Far too much attention has been paid to Melania Trump’s stiletto heels as  inappropriate attire for floodwater. Writing at The Cut, Rhonda Garelick makes a much more important point about the First Lady’s presentation:

The problem is not that Melania Trump wore an unsuitable, blithely out-of-touch outfit, although she did. The problem is that this administration turns every event — no matter how dire — into a kind of anesthetized luxury fashion shoot, which leads us to some disturbing political truths. …

[Fashion] photos exist to cast the fetishizing spell of the commodity over us. They create, that is, a dissociative relationship with the viewer. And while Melania Trump was known to have been somewhat stiff as a model, she has clearly mastered that squinty, middle-distance gaze, which she regularly employs as First Lady.

The camera lies, even before the Photoshop manipulation begins.
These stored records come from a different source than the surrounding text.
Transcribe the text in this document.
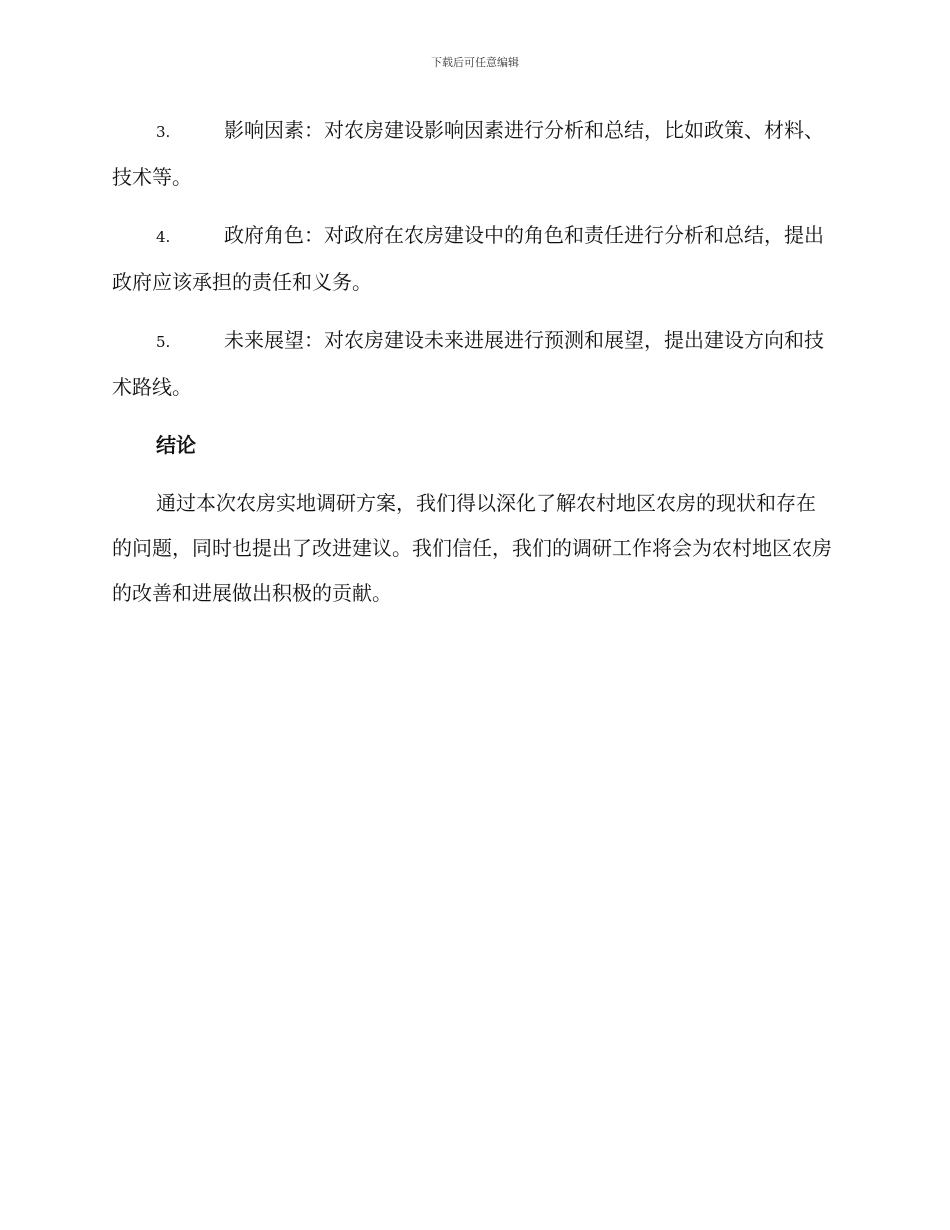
下载后可任意编辑

3.	影响因素：对农房建设影响因素进行分析和总结，比如政策、材料、技术等。

4.	政府角色：对政府在农房建设中的角色和责任进行分析和总结，提出政府应该承担的责任和义务。

5.	未来展望：对农房建设未来进展进行预测和展望，提出建设方向和技术路线。

结论

通过本次农房实地调研方案，我们得以深化了解农村地区农房的现状和存在的问题，同时也提出了改进建议。我们信任，我们的调研工作将会为农村地区农房的改善和进展做出积极的贡献。
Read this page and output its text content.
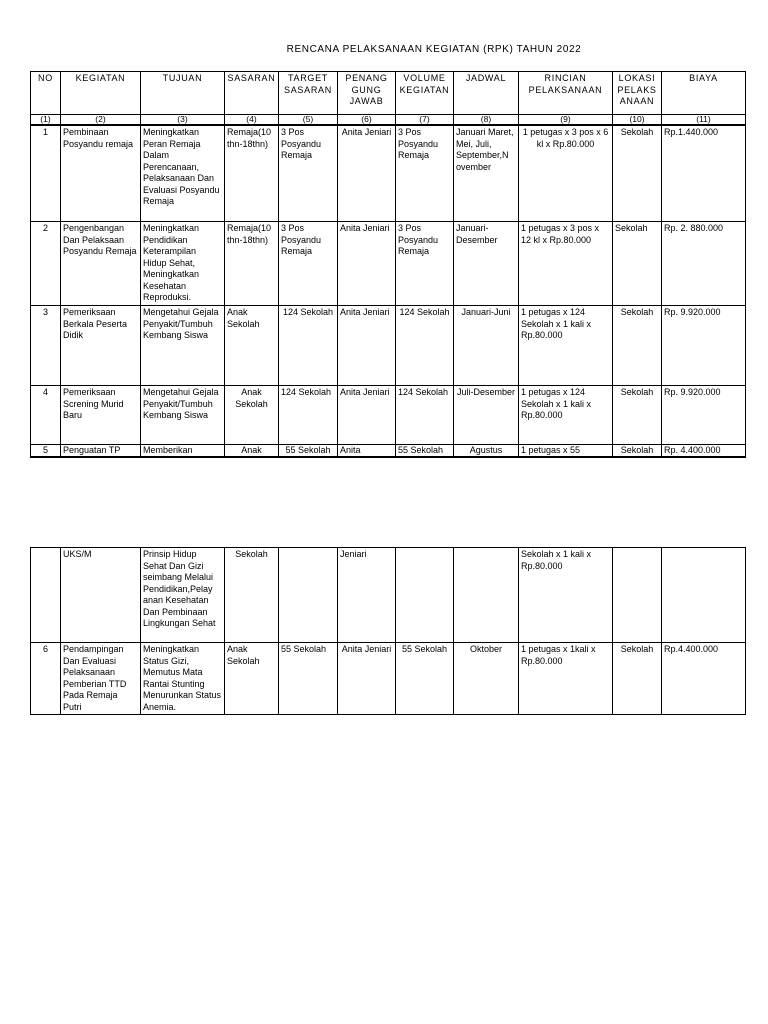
RENCANA PELAKSANAAN KEGIATAN (RPK) TAHUN 2022
NO	KEGIATAN	TUJUAN	SASARAN	TARGET SASARAN	PENANG GUNG JAWAB	VOLUME KEGIATAN	JADWAL	RINCIAN PELAKSANAAN	LOKASI PELAKS ANAAN	BIAYA
(1)	(2)	(3)	(4)	(5)	(6)	(7)	(8)	(9)	(10)	(11)
1	Pembinaan Posyandu remaja	Meningkatkan Peran Remaja Dalam Perencanaan, Pelaksanaan Dan Evaluasi Posyandu Remaja	Remaja(10 thn-18thn)	3 Pos Posyandu Remaja	Anita Jeniari	3 Pos Posyandu Remaja	Januari Maret, Mei, Juli, September,N ovember	1 petugas x 3 pos x 6 kl x Rp.80.000	Sekolah	Rp.1.440.000
2	Pengenbangan Dan Pelaksaan Posyandu Remaja	Meningkatkan Pendidikan Keterampilan Hidup Sehat, Meningkatkan Kesehatan Reproduksi.	Remaja(10 thn-18thn)	3 Pos Posyandu Remaja	Anita Jeniari	3 Pos Posyandu Remaja	Januari-Desember	1 petugas x 3 pos x 12 kl x Rp.80.000	Sekolah	Rp. 2. 880.000
3	Pemeriksaan Berkala Peserta Didik	Mengetahui Gejala Penyakit/Tumbuh Kembang Siswa	Anak Sekolah	124 Sekolah	Anita Jeniari	124 Sekolah	Januari-Juni	1 petugas x 124 Sekolah x 1 kali x Rp.80.000	Sekolah	Rp. 9.920.000
4	Pemeriksaan Screning Murid Baru	Mengetahui Gejala Penyakit/Tumbuh Kembang Siswa	Anak Sekolah	124 Sekolah	Anita Jeniari	124 Sekolah	Juli-Desember	1 petugas x 124 Sekolah x 1 kali x Rp.80.000	Sekolah	Rp. 9.920.000
5	Penguatan TP	Memberikan	Anak	55 Sekolah	Anita	55 Sekolah	Agustus	1 petugas x 55	Sekolah	Rp. 4.400.000
	UKS/M	Prinsip Hidup Sehat Dan Gizi seimbang Melalui Pendidikan,Pelay anan Kesehatan Dan Pembinaan Lingkungan Sehat	Sekolah		Jeniari			Sekolah x 1 kali x Rp.80.000		
6	Pendampingan Dan Evaluasi Pelaksanaan Pemberian TTD Pada Remaja Putri	Meningkatkan Status Gizi, Memutus Mata Rantai Stunting Menurunkan Status Anemia.	Anak Sekolah	55 Sekolah	Anita Jeniari	55 Sekolah	Oktober	1 petugas x 1kali x Rp.80.000	Sekolah	Rp.4.400.000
The  person being photographed and the photographer have a vast array of decisions to make, decisions that can humanize or commodify, that can create intimacy or invoke power, that can equalize or separate.

Photographs of Donald Trump veer between the two. He isn’t any good at humanizing himself. Nor do his photographers often seem to have that in mind. Still, he has a certain level of wanting to be, or seem to be, Everyman, and there are pictures of him that convey that desire. But the women in his family, and the women in his administration, never cross that gap. They are always the (mythical) unavailable woman of Everyman’s dreams, the woman too desirable to be attainable, too arrogant to be the least bit interested in anything around her.

Here’s Garelick’s conclusion:

On Tuesday, this meant that instead of being a supporting presence in the president’s trip to survey flood damage, Melania became the star and the trip morphed into a simulacrum, a kind of Vogue shoot “simulating” a president’s trip. In other words, the realness of everyone and everything else (including hurricane victims) faded and the evacuated blankness of the commercial overtook the scene.

And this is how something as apparently trivial as women’s style reveals a profound truth at the heart of this administration and its relationship to America’s citizens: It is as dissociative as a fashion advertisement, brought to power by manipulating and rechanneling the electorate’s desires for wealth and possessions. This truth seeps out of every photographed occasion, including and especially those featuring the Trump women.